# More Questions



## Confused Man (Feb 14, 2010)

My wife left me 3 1/2 weeks ago. I'm just now starting to come out of the shock. Valentine's Day was difficult for me. I sent her roses and a sweet email reminding her of a special getaway we experienced 13 years on Valentine's Day. I got no response from her ... of course this broke my heart further.

So yesterday I sent her an email regarding some important business matters I'm taking care of regarding our finances. And I ended the email telling her that I know it was wrong to send her roses and that emotional email, and that I know that is not what she wants. I told her I was going to "back-off".

She responded by thanking me for the "beautiful roses", and the "nice memories" in the email. She also thanked me for taking our children V-Day shopping and buying her a gift.

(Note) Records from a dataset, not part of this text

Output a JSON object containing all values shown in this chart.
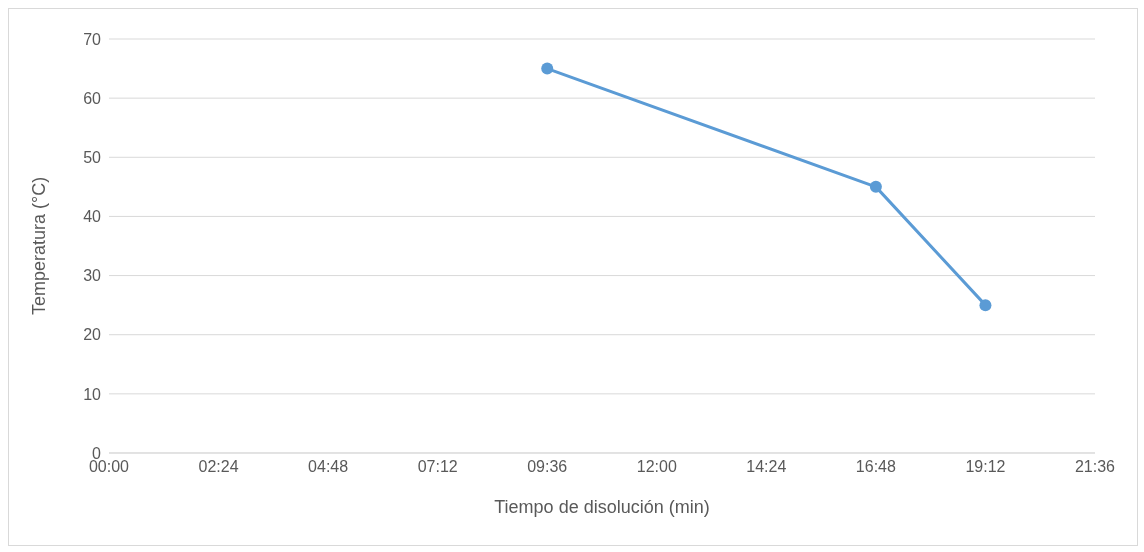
{
  "chart_data": {
    "type": "line",
    "xlabel": "Tiempo de disolución (min)",
    "ylabel": "Temperatura (°C)",
    "x": [
      9.6,
      16.8,
      19.2
    ],
    "series": [
      {
        "color": "#5b9bd5",
        "values": [
          65,
          45,
          25
        ]
      }
    ],
    "xlim": [
      0,
      21.6
    ],
    "xticks": [
      {
        "value": 0,
        "label": "00:00"
      },
      {
        "value": 2.4,
        "label": "02:24"
      },
      {
        "value": 4.8,
        "label": "04:48"
      },
      {
        "value": 7.2,
        "label": "07:12"
      },
      {
        "value": 9.6,
        "label": "09:36"
      },
      {
        "value": 12,
        "label": "12:00"
      },
      {
        "value": 14.4,
        "label": "14:24"
      },
      {
        "value": 16.8,
        "label": "16:48"
      },
      {
        "value": 19.2,
        "label": "19:12"
      },
      {
        "value": 21.6,
        "label": "21:36"
      }
    ],
    "ylim": [
      0,
      70
    ],
    "yticks": [
      0,
      10,
      20,
      30,
      40,
      50,
      60,
      70
    ],
    "grid": "y",
    "marker": "circle",
    "line_style": "solid"
  }
}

I am trying to detach myself emotionally from this woman, but every time I do so, it seems like she keeps me at arms length, yet close enough so that I can remain bonded to her. I don't get it. What's going on here?


----------



## needhelphere (Feb 17, 2010)

It sounds like she still wants you to think highly of her, but that perhaps she's not ready to give it a go, almost like she doesn't want to give you the wrong idea but wants to be sensitive to your feelings. I don't know...at first I thought that she was just delaying her reaction to make you squirm, but since that last e-mail of yours, I tend to think a little differently. 

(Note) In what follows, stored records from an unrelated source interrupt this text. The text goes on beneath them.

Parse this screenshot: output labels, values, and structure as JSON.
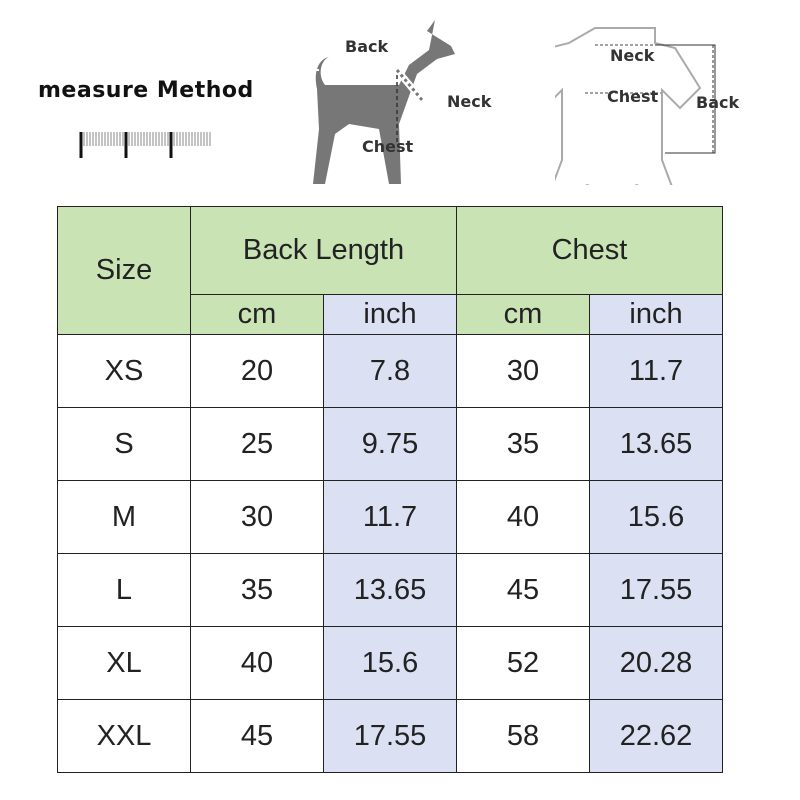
{
  "header": {
    "title": "measure Method",
    "dog_labels": {
      "back": "Back",
      "neck": "Neck",
      "chest": "Chest"
    },
    "shirt_labels": {
      "neck": "Neck",
      "chest": "Chest",
      "back": "Back"
    }
  },
  "colors": {
    "header_bg": "#c9e3b5",
    "inch_bg": "#dbe0f3"
  },
  "table": {
    "size_header": "Size",
    "back_length_header": "Back Length",
    "chest_header": "Chest",
    "units": [
      "cm",
      "inch",
      "cm",
      "inch"
    ],
    "rows": [
      {
        "size": "XS",
        "back_cm": "20",
        "back_inch": "7.8",
        "chest_cm": "30",
        "chest_inch": "11.7"
      },
      {
        "size": "S",
        "back_cm": "25",
        "back_inch": "9.75",
        "chest_cm": "35",
        "chest_inch": "13.65"
      },
      {
        "size": "M",
        "back_cm": "30",
        "back_inch": "11.7",
        "chest_cm": "40",
        "chest_inch": "15.6"
      },
      {
        "size": "L",
        "back_cm": "35",
        "back_inch": "13.65",
        "chest_cm": "45",
        "chest_inch": "17.55"
      },
      {
        "size": "XL",
        "back_cm": "40",
        "back_inch": "15.6",
        "chest_cm": "52",
        "chest_inch": "20.28"
      },
      {
        "size": "XXL",
        "back_cm": "45",
        "back_inch": "17.55",
        "chest_cm": "58",
        "chest_inch": "22.62"
      }
    ]
  }
}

What caused the breakup? If there's someone else, she may be just keeping you lingering in case things do not go well there. If the split was due to other differences, she may be hoping you'll do some work on yourself for a while, and she may want the opportunity to look in to see how you're doing.


----------



## JustMe23 (Feb 3, 2010)

First, I am very sorry you are going through this. I'm sure Valentine's Day was no fun at all.

Email can be absolute torture on relationships...romantic and platonic. I'd suggest first of all that if you do have something important to say, you should probably call at an appropriate time. It's much harder, but so much can be misconstrued in emails. 

I was also wondering about the nature of your relationship and the reasons for her leaving. I agree with the previous post about possible reasons for her behavior. Maybe you should set up a guideline for boundaries...ask her how much contact is OK and what kind she prefers...phone calls, emails, texts, is it OK for you to come over and when, etc. If you know what her boundaries are (for now at least), it will be easier to respect them. And I think it's fair for you to set up your own so that she can respect yours. 

I hope this helps.


----------